Vous trouverez également, comme sur l’iPad, un petit switch pour verrouiller la rotation de l’écran : cela a l’air bête comme ça, mais c’est une fonction vraiment pratique qui manque à beaucoup de tablettes Android. Par exemple quand vous utilisez votre tablette au lit et que vous bougez, hop, vous bloquez la rotation et l’affichage ne tournera pas avec vous. Notez enfin que, chose rare, Acer a prévu un guide de l’utilisateur plutôt conséquent, en papier.

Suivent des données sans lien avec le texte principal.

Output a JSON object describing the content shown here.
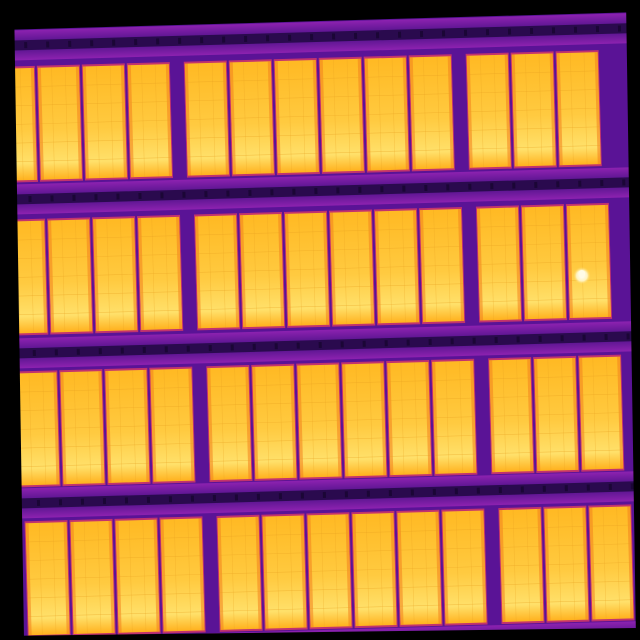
{
  "image": {
    "kind": "thermal-aerial-photo",
    "palette": "ironbow",
    "colors": {
      "background": "#000000",
      "mount_deep": "#2a0a4e",
      "mount_mid": "#5a1396",
      "mount_light": "#8d22b0",
      "panel_rim": "#c2336e",
      "panel_hot_top": "#ffcd45",
      "panel_hot_bottom": "#ffb11e",
      "panel_edge": "#f2821e",
      "hotspot": "#fffbe6"
    }
  },
  "array": {
    "row_count": 4,
    "panels_per_row": 13,
    "string_groups": [
      4,
      6,
      3
    ],
    "hotspot_count": 1
  }
}
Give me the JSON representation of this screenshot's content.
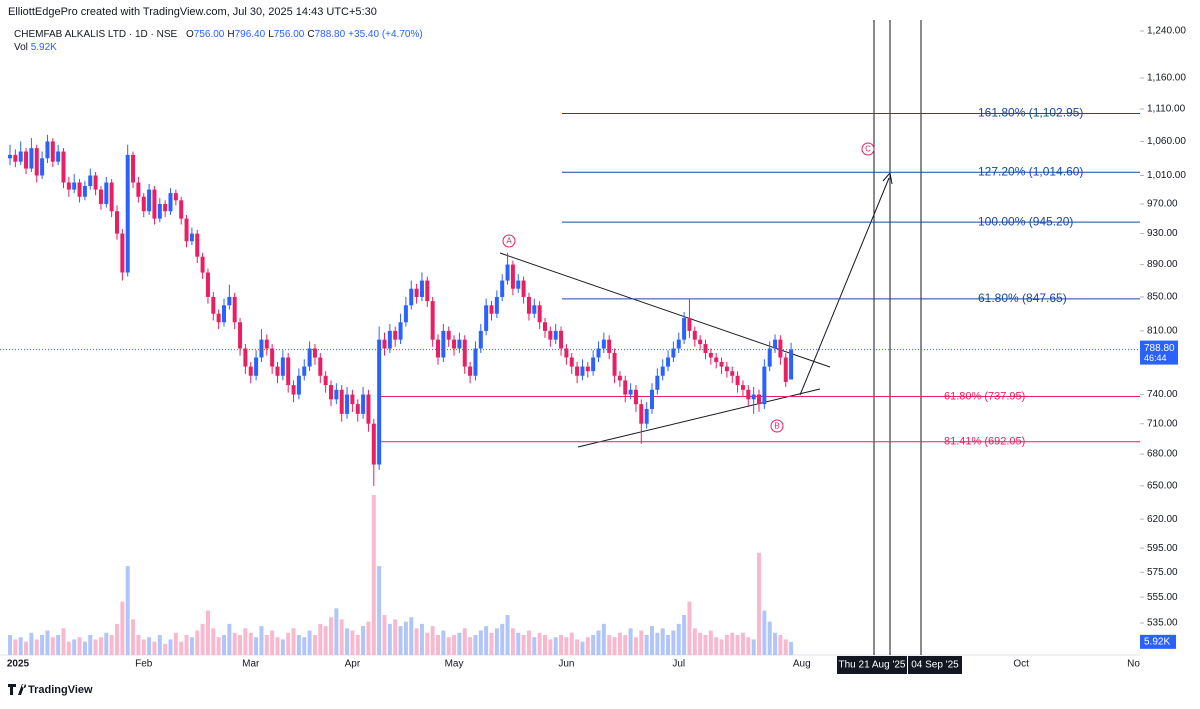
{
  "header": {
    "credit": "ElliottEdgePro created with TradingView.com, Jul 30, 2025 14:43 UTC+5:30",
    "symbol": "CHEMFAB ALKALIS LTD · 1D · NSE",
    "ohlc": [
      {
        "key": "O",
        "value": "756.00"
      },
      {
        "key": "H",
        "value": "796.40"
      },
      {
        "key": "L",
        "value": "756.00"
      },
      {
        "key": "C",
        "value": "788.80"
      }
    ],
    "change": "+35.40 (+4.70%)",
    "vol_key": "Vol",
    "vol_value": "5.92K"
  },
  "footer": {
    "brand": "TradingView"
  },
  "chart_data": {
    "type": "candlestick",
    "log_scale": true,
    "colors": {
      "up": "#2962ff",
      "down": "#e91e63",
      "up_volume": "#b2c5f9",
      "down_volume": "#f8b9cf"
    },
    "ylim": [
      535,
      1240
    ],
    "yticks": [
      {
        "value": 1240,
        "label": "1,240.00"
      },
      {
        "value": 1160,
        "label": "1,160.00"
      },
      {
        "value": 1110,
        "label": "1,110.00"
      },
      {
        "value": 1060,
        "label": "1,060.00"
      },
      {
        "value": 1010,
        "label": "1,010.00"
      },
      {
        "value": 970,
        "label": "970.00"
      },
      {
        "value": 930,
        "label": "930.00"
      },
      {
        "value": 890,
        "label": "890.00"
      },
      {
        "value": 850,
        "label": "850.00"
      },
      {
        "value": 810,
        "label": "810.00"
      },
      {
        "value": 740,
        "label": "740.00"
      },
      {
        "value": 710,
        "label": "710.00"
      },
      {
        "value": 680,
        "label": "680.00"
      },
      {
        "value": 650,
        "label": "650.00"
      },
      {
        "value": 620,
        "label": "620.00"
      },
      {
        "value": 595,
        "label": "595.00"
      },
      {
        "value": 575,
        "label": "575.00"
      },
      {
        "value": 555,
        "label": "555.00"
      },
      {
        "value": 535,
        "label": "535.00"
      }
    ],
    "time_axis": [
      "2025",
      null,
      null,
      null,
      null,
      null,
      null,
      null,
      null,
      null,
      null,
      null,
      null,
      null,
      null,
      null,
      null,
      null,
      null,
      null,
      null,
      null,
      null,
      null,
      null,
      "Feb",
      null,
      null,
      null,
      null,
      null,
      null,
      null,
      null,
      null,
      null,
      null,
      null,
      null,
      null,
      null,
      null,
      null,
      null,
      null,
      "Mar",
      null,
      null,
      null,
      null,
      null,
      null,
      null,
      null,
      null,
      null,
      null,
      null,
      null,
      null,
      null,
      null,
      null,
      null,
      "Apr",
      null,
      null,
      null,
      null,
      null,
      null,
      null,
      null,
      null,
      null,
      null,
      null,
      null,
      null,
      null,
      null,
      null,
      null,
      "May",
      null,
      null,
      null,
      null,
      null,
      null,
      null,
      null,
      null,
      null,
      null,
      null,
      null,
      null,
      null,
      null,
      null,
      null,
      null,
      null,
      "Jun",
      null,
      null,
      null,
      null,
      null,
      null,
      null,
      null,
      null,
      null,
      null,
      null,
      null,
      null,
      null,
      null,
      null,
      null,
      null,
      null,
      "Jul",
      null,
      null,
      null,
      null,
      null,
      null,
      null,
      null,
      null,
      null,
      null,
      null,
      null,
      null,
      null,
      null,
      null,
      null,
      null,
      null,
      null,
      null,
      "Aug",
      null,
      null,
      null,
      null,
      null,
      null,
      null,
      null,
      null,
      null,
      null,
      null,
      null,
      null,
      null,
      null,
      null,
      null,
      null,
      null,
      null,
      null,
      null,
      null,
      null,
      null,
      null,
      null,
      null,
      null,
      null,
      null,
      null,
      null,
      null,
      null,
      null,
      null,
      null,
      null,
      "Oct",
      null,
      null,
      null,
      null,
      null,
      null,
      null,
      null,
      null,
      null,
      null,
      null,
      null,
      null,
      null,
      null,
      null,
      null,
      null,
      null,
      "No"
    ],
    "candles": [
      [
        1035,
        1055,
        1025,
        1040
      ],
      [
        1040,
        1048,
        1022,
        1030
      ],
      [
        1030,
        1060,
        1025,
        1045
      ],
      [
        1045,
        1050,
        1012,
        1020
      ],
      [
        1020,
        1065,
        1015,
        1050
      ],
      [
        1050,
        1055,
        1000,
        1010
      ],
      [
        1010,
        1045,
        1005,
        1035
      ],
      [
        1035,
        1070,
        1028,
        1060
      ],
      [
        1060,
        1065,
        1022,
        1030
      ],
      [
        1030,
        1055,
        1025,
        1045
      ],
      [
        1045,
        1050,
        992,
        1000
      ],
      [
        1000,
        1008,
        980,
        990
      ],
      [
        990,
        1012,
        985,
        1000
      ],
      [
        1000,
        1005,
        972,
        980
      ],
      [
        980,
        1002,
        975,
        995
      ],
      [
        995,
        1020,
        990,
        1010
      ],
      [
        1010,
        1015,
        982,
        990
      ],
      [
        990,
        995,
        962,
        970
      ],
      [
        970,
        1008,
        965,
        1000
      ],
      [
        1000,
        1005,
        952,
        960
      ],
      [
        960,
        968,
        922,
        930
      ],
      [
        930,
        936,
        870,
        880
      ],
      [
        880,
        1055,
        875,
        1040
      ],
      [
        1040,
        1045,
        992,
        1000
      ],
      [
        1000,
        1008,
        972,
        980
      ],
      [
        980,
        985,
        952,
        960
      ],
      [
        960,
        998,
        955,
        990
      ],
      [
        990,
        995,
        942,
        950
      ],
      [
        950,
        978,
        945,
        970
      ],
      [
        970,
        975,
        952,
        960
      ],
      [
        960,
        992,
        955,
        985
      ],
      [
        985,
        990,
        968,
        975
      ],
      [
        975,
        980,
        942,
        950
      ],
      [
        950,
        955,
        912,
        920
      ],
      [
        920,
        938,
        915,
        930
      ],
      [
        930,
        935,
        892,
        900
      ],
      [
        900,
        905,
        872,
        880
      ],
      [
        880,
        885,
        842,
        850
      ],
      [
        850,
        856,
        822,
        830
      ],
      [
        830,
        835,
        812,
        820
      ],
      [
        820,
        848,
        815,
        840
      ],
      [
        840,
        865,
        835,
        850
      ],
      [
        850,
        855,
        812,
        820
      ],
      [
        820,
        825,
        782,
        790
      ],
      [
        790,
        795,
        762,
        770
      ],
      [
        770,
        775,
        752,
        760
      ],
      [
        760,
        788,
        755,
        780
      ],
      [
        780,
        812,
        775,
        800
      ],
      [
        800,
        806,
        782,
        790
      ],
      [
        790,
        795,
        762,
        770
      ],
      [
        770,
        775,
        752,
        760
      ],
      [
        760,
        788,
        755,
        780
      ],
      [
        780,
        785,
        742,
        750
      ],
      [
        750,
        755,
        732,
        740
      ],
      [
        740,
        768,
        735,
        760
      ],
      [
        760,
        778,
        755,
        770
      ],
      [
        770,
        798,
        765,
        790
      ],
      [
        790,
        795,
        772,
        780
      ],
      [
        780,
        785,
        752,
        760
      ],
      [
        760,
        765,
        742,
        750
      ],
      [
        750,
        755,
        728,
        735
      ],
      [
        735,
        752,
        730,
        745
      ],
      [
        745,
        750,
        712,
        720
      ],
      [
        720,
        748,
        715,
        740
      ],
      [
        740,
        745,
        722,
        730
      ],
      [
        730,
        735,
        712,
        720
      ],
      [
        720,
        748,
        715,
        740
      ],
      [
        740,
        745,
        702,
        710
      ],
      [
        710,
        715,
        650,
        670
      ],
      [
        670,
        815,
        665,
        800
      ],
      [
        800,
        808,
        782,
        790
      ],
      [
        790,
        818,
        785,
        810
      ],
      [
        810,
        815,
        792,
        800
      ],
      [
        800,
        830,
        795,
        820
      ],
      [
        820,
        850,
        815,
        840
      ],
      [
        840,
        870,
        835,
        860
      ],
      [
        860,
        866,
        842,
        850
      ],
      [
        850,
        880,
        845,
        870
      ],
      [
        870,
        875,
        838,
        845
      ],
      [
        845,
        850,
        792,
        800
      ],
      [
        800,
        806,
        772,
        780
      ],
      [
        780,
        818,
        775,
        810
      ],
      [
        810,
        815,
        792,
        800
      ],
      [
        800,
        805,
        782,
        790
      ],
      [
        790,
        808,
        785,
        800
      ],
      [
        800,
        805,
        762,
        770
      ],
      [
        770,
        775,
        752,
        760
      ],
      [
        760,
        798,
        755,
        790
      ],
      [
        790,
        818,
        785,
        810
      ],
      [
        810,
        848,
        805,
        840
      ],
      [
        840,
        845,
        822,
        830
      ],
      [
        830,
        858,
        825,
        850
      ],
      [
        850,
        878,
        845,
        870
      ],
      [
        870,
        905,
        865,
        890
      ],
      [
        890,
        895,
        852,
        860
      ],
      [
        860,
        878,
        855,
        870
      ],
      [
        870,
        875,
        842,
        850
      ],
      [
        850,
        855,
        822,
        830
      ],
      [
        830,
        848,
        825,
        840
      ],
      [
        840,
        845,
        812,
        820
      ],
      [
        820,
        825,
        802,
        810
      ],
      [
        810,
        815,
        792,
        800
      ],
      [
        800,
        818,
        795,
        810
      ],
      [
        810,
        815,
        782,
        790
      ],
      [
        790,
        795,
        772,
        780
      ],
      [
        780,
        785,
        762,
        770
      ],
      [
        770,
        775,
        752,
        760
      ],
      [
        760,
        778,
        755,
        770
      ],
      [
        770,
        775,
        758,
        765
      ],
      [
        765,
        788,
        760,
        780
      ],
      [
        780,
        798,
        775,
        790
      ],
      [
        790,
        808,
        785,
        800
      ],
      [
        800,
        805,
        778,
        785
      ],
      [
        785,
        790,
        752,
        760
      ],
      [
        760,
        765,
        748,
        755
      ],
      [
        755,
        760,
        732,
        740
      ],
      [
        740,
        752,
        735,
        745
      ],
      [
        745,
        750,
        722,
        730
      ],
      [
        730,
        735,
        690,
        710
      ],
      [
        710,
        732,
        705,
        725
      ],
      [
        725,
        752,
        720,
        745
      ],
      [
        745,
        768,
        740,
        760
      ],
      [
        760,
        778,
        755,
        770
      ],
      [
        770,
        788,
        765,
        780
      ],
      [
        780,
        798,
        775,
        790
      ],
      [
        790,
        808,
        785,
        800
      ],
      [
        800,
        832,
        795,
        825
      ],
      [
        825,
        848,
        802,
        810
      ],
      [
        810,
        815,
        792,
        800
      ],
      [
        800,
        805,
        788,
        795
      ],
      [
        795,
        800,
        778,
        785
      ],
      [
        785,
        790,
        772,
        780
      ],
      [
        780,
        785,
        768,
        775
      ],
      [
        775,
        780,
        762,
        770
      ],
      [
        770,
        775,
        758,
        765
      ],
      [
        765,
        770,
        752,
        760
      ],
      [
        760,
        765,
        742,
        750
      ],
      [
        750,
        755,
        738,
        745
      ],
      [
        745,
        750,
        728,
        735
      ],
      [
        735,
        748,
        720,
        740
      ],
      [
        740,
        745,
        722,
        730
      ],
      [
        730,
        778,
        725,
        770
      ],
      [
        770,
        798,
        765,
        790
      ],
      [
        790,
        806,
        785,
        800
      ],
      [
        800,
        805,
        772,
        780
      ],
      [
        780,
        785,
        748,
        753.4
      ],
      [
        756,
        796.4,
        756,
        788.8
      ]
    ],
    "volume": [
      9000,
      7000,
      8000,
      6000,
      10000,
      7000,
      9000,
      11000,
      8000,
      9000,
      12000,
      6000,
      7000,
      8000,
      6000,
      9000,
      7000,
      8000,
      10000,
      9000,
      14000,
      24000,
      40000,
      16000,
      9000,
      7000,
      8000,
      6000,
      9000,
      5000,
      7000,
      10000,
      6000,
      9000,
      8000,
      11000,
      14000,
      20000,
      12000,
      8000,
      9000,
      14000,
      10000,
      9000,
      12000,
      10000,
      8000,
      13000,
      9000,
      11000,
      8000,
      7000,
      10000,
      12000,
      9000,
      8000,
      11000,
      9000,
      14000,
      13000,
      17000,
      21000,
      16000,
      12000,
      11000,
      9000,
      13000,
      15000,
      72000,
      40000,
      18000,
      14000,
      16000,
      13000,
      15000,
      17000,
      12000,
      14000,
      10000,
      13000,
      9000,
      11000,
      8000,
      9000,
      10000,
      12000,
      8000,
      9000,
      11000,
      13000,
      10000,
      12000,
      14000,
      18000,
      12000,
      10000,
      9000,
      11000,
      8000,
      10000,
      9000,
      7000,
      8000,
      9000,
      8000,
      10000,
      7000,
      6000,
      8000,
      9000,
      11000,
      14000,
      9000,
      8000,
      10000,
      9000,
      12000,
      8000,
      11000,
      9000,
      13000,
      10000,
      12000,
      9000,
      11000,
      14000,
      18000,
      24000,
      12000,
      10000,
      9000,
      11000,
      8000,
      7000,
      9000,
      10000,
      9000,
      10000,
      8000,
      7000,
      46000,
      20000,
      15000,
      10000,
      9000,
      7000,
      5920
    ],
    "volume_lim": [
      0,
      72000
    ],
    "price_badge": {
      "price": "788.80",
      "countdown": "46:44"
    },
    "volume_badge": "5.92K",
    "fib_levels": [
      {
        "label": "161.80% (1,102.95)",
        "value": 1102.95,
        "color": "#1848a8"
      },
      {
        "label": "127.20% (1,014.60)",
        "value": 1014.6,
        "color": "#1848a8"
      },
      {
        "label": "100.00% (945.20)",
        "value": 945.2,
        "color": "#1848a8"
      },
      {
        "label": "61.80% (847.65)",
        "value": 847.65,
        "color": "#1848a8"
      },
      {
        "label": "61.80% (737.95)",
        "value": 737.95,
        "color": "#e91e63"
      },
      {
        "label": "81.41% (692.05)",
        "value": 692.05,
        "color": "#e91e63"
      }
    ],
    "wave_labels": [
      "A",
      "B",
      "C"
    ],
    "date_badges": [
      "Thu 21 Aug '25",
      "04 Sep '25"
    ]
  }
}
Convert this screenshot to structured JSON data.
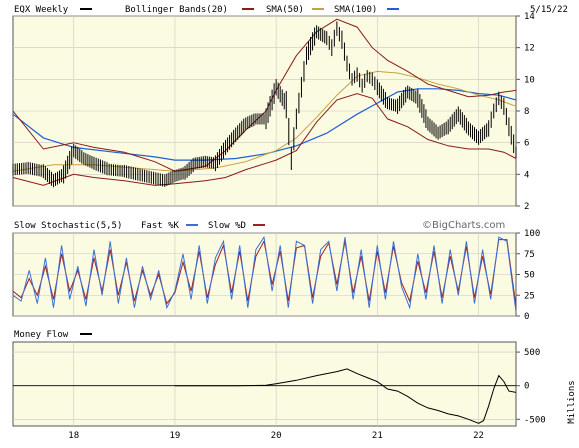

Mettez-vous un instant à la place du débutant qui ne sait pas se servir d’une tablette : ce sera pour lui une excellente chose, qui tend malheureusement à disparaître de plus en plus, les bons vieux guides laissant leur place à des manuels en PDF souvent difficile à trouver pour le béotien.

Un petit switch on/off pour la rotation : demandez aux iPad-users si ce n’est pas pratique…

2 – Ecran et autonomie : les promesses, les prouesses et la réalité

Ce n’est pas un secret : l’écran de l’Iconia Tab A510 n’est pas un écran HD et son taux de pixels par pouce est strictement le même que celui de la génération précédente. On reste sur une taille de 10,1 pouces pour une définition de 1280×800 pixels. A l’usage, évidemment que cela se remarque si l’on a vu tourner un iPad, mais ce n’est pas aussi marquant que sur l’iPad 2, qui a quand même 200 pixels de moins de hauteur, à cause de son format 4:3.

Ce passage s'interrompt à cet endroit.